We first performed BLAST sequence similarity searches [13] using the human FTO protein as query against different sequence database resources: NCBI [14], ENSEMBL [15] and JGI [16]. Multiple sequence alignments of protein sequences homologous to human FTO were generated with the program T-Coffee [17] using default parameters, slightly refined manually and visualized with the Belvu program (Figure 1. Top) [18].

Profiles of the alignment as global hidden Markov models (HMMs) were generated using HMMer [19]. Profile-based sequence searches were performed against the Uniref50 and Uniref90 protein sequence databases [20] using HMMsearch [21]. We used NAIL [22] to view and analyze the HMMsearch results, which provided a formatted view with hyperlinks to related web resources and coloring related to taxonomic information, thus facilitating the interpretation of the results.

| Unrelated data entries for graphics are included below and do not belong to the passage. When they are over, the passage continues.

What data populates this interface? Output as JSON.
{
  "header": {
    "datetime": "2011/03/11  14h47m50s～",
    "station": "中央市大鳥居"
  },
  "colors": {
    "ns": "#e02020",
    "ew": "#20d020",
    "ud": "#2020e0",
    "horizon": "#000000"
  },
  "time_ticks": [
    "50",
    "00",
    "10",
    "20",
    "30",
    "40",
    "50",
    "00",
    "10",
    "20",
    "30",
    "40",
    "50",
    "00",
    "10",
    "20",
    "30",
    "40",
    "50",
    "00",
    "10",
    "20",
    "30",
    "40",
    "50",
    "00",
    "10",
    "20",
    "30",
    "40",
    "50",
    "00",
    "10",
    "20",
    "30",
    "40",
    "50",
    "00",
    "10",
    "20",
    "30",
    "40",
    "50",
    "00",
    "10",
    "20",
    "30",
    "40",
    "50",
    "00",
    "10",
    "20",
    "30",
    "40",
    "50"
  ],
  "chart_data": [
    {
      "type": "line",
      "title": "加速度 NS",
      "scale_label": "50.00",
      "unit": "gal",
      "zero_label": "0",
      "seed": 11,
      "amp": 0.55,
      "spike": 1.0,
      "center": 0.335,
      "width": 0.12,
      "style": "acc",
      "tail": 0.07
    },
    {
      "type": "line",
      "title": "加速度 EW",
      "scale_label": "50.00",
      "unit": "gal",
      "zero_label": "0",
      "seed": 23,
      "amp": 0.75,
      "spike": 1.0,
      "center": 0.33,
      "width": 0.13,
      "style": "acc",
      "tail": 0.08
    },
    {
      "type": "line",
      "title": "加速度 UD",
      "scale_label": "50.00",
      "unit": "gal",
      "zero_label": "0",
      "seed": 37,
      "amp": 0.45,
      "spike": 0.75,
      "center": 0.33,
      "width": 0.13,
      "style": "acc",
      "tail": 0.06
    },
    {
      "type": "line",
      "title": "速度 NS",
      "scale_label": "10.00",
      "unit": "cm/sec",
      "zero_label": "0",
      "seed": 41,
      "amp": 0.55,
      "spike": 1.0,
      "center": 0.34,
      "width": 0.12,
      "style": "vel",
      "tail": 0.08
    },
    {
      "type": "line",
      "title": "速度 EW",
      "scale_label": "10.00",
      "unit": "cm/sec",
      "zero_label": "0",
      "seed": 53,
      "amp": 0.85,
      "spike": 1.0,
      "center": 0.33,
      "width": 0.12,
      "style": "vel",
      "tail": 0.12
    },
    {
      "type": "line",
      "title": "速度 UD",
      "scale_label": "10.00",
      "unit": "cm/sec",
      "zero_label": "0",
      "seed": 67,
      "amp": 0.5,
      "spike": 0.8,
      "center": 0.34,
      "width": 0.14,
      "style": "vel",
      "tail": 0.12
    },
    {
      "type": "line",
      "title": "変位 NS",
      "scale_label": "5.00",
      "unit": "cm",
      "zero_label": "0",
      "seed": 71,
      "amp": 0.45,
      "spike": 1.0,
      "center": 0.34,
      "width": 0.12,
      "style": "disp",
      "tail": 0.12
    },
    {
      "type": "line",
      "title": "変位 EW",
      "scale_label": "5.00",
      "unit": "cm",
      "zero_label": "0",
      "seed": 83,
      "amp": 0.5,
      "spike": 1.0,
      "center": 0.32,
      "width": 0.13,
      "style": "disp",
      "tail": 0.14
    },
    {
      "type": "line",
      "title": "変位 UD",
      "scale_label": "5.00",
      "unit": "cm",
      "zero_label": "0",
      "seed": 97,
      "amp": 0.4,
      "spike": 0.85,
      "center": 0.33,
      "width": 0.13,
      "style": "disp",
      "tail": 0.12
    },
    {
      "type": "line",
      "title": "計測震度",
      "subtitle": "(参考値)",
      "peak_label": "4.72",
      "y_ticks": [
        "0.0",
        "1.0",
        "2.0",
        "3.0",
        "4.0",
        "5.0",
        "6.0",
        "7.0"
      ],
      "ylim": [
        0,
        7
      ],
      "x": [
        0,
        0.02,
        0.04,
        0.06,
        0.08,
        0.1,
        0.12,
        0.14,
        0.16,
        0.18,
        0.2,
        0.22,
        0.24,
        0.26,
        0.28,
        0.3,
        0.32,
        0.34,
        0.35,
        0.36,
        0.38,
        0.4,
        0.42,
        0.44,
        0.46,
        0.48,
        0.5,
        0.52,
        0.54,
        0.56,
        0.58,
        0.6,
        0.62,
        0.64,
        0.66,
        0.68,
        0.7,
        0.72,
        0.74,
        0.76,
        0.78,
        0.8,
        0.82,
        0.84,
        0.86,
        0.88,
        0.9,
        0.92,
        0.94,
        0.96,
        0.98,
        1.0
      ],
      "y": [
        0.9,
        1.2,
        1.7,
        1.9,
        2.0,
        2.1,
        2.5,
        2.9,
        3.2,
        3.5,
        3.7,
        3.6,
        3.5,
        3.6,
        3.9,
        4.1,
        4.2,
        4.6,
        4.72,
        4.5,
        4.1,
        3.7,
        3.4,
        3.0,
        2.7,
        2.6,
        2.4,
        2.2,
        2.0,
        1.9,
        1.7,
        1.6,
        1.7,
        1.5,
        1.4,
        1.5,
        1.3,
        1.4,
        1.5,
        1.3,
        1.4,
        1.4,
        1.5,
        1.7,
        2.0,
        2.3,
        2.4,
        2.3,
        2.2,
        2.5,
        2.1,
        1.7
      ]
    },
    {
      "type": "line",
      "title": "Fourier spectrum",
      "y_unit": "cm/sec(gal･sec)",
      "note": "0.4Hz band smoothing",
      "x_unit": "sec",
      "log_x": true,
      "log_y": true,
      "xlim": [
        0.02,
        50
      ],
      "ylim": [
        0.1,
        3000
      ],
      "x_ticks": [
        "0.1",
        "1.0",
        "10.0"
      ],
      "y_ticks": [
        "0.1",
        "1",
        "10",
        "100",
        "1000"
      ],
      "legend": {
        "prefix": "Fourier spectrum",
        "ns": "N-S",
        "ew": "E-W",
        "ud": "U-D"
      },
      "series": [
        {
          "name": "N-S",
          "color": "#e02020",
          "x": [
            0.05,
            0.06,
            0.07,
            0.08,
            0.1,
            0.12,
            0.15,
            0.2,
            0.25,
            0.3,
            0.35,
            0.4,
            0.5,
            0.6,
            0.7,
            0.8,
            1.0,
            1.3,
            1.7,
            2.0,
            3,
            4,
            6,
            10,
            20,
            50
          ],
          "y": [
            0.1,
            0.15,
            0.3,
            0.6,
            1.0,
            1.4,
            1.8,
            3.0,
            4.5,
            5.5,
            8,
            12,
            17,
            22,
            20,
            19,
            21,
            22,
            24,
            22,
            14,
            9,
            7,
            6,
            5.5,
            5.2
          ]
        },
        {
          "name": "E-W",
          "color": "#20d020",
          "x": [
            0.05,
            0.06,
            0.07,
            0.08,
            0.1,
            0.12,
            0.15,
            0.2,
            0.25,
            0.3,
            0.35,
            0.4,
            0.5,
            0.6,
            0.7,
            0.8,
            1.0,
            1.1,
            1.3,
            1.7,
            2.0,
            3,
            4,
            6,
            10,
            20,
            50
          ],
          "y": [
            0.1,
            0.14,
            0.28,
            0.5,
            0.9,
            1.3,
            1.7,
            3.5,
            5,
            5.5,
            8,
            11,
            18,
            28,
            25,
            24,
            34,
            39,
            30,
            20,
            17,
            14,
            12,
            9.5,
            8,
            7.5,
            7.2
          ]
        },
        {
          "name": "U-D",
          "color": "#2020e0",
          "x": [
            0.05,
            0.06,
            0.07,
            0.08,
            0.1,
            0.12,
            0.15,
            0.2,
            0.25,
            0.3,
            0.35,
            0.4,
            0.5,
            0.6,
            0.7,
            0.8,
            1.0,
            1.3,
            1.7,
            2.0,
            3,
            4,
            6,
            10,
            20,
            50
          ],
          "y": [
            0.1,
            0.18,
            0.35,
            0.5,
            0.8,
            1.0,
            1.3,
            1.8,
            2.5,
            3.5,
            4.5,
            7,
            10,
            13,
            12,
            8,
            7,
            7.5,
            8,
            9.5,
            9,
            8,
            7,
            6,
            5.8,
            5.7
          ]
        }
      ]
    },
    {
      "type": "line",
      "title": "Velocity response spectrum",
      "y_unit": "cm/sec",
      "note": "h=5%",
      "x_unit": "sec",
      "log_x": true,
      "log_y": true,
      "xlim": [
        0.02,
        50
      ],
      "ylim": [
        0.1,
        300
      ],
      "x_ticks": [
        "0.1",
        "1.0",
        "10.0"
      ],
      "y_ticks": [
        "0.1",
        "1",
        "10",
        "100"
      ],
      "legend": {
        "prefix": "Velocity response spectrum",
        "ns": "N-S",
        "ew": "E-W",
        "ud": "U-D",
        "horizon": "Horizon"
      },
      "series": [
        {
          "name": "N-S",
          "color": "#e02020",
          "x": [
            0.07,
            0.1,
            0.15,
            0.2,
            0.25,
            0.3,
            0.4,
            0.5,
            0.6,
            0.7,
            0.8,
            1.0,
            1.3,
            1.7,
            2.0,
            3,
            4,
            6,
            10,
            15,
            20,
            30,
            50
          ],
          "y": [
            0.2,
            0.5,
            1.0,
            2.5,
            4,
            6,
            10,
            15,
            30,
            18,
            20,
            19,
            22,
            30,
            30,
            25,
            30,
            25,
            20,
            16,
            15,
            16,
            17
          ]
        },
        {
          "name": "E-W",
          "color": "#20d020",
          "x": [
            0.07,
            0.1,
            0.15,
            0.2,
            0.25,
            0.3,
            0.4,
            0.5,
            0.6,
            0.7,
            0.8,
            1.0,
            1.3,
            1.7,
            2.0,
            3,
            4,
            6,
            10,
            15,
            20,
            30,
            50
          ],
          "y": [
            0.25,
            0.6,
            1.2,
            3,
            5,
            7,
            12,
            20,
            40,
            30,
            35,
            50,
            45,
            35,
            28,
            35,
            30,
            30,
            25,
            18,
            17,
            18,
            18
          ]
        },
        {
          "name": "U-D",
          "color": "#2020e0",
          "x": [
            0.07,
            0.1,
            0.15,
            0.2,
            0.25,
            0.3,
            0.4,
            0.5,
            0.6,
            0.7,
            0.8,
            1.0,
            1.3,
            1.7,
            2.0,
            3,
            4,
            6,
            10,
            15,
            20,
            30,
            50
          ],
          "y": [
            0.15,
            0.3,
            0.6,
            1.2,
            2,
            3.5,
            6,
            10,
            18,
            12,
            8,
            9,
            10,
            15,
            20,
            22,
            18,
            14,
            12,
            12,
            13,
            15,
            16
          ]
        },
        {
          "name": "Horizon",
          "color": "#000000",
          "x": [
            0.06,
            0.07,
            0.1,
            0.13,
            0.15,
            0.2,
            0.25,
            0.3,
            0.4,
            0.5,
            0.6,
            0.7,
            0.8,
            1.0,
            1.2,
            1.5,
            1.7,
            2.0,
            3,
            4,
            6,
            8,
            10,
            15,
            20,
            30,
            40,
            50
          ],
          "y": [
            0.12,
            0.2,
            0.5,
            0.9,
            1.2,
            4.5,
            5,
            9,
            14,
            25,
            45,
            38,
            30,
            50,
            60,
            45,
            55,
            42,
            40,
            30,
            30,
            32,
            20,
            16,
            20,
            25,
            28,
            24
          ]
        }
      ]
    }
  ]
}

Fold recognition analyses were performed using profile-to-profile comparisons of the HMM profile of the FTO family to profiles generated for each sequence of known structure with its homologues (HHpred server; [23, 24]). The significance of sequence-to-sequence, profile-to-sequence, and profile-to-profile matches were evaluated in terms of an E-value, which is an estimation of the probability of finding a better match by chance. Secondary structure predictions were performed using the PredictProtein Server [25, 26]. AlkB active center illustrations (Figure 1. Bottom) were generated with Pymol [27].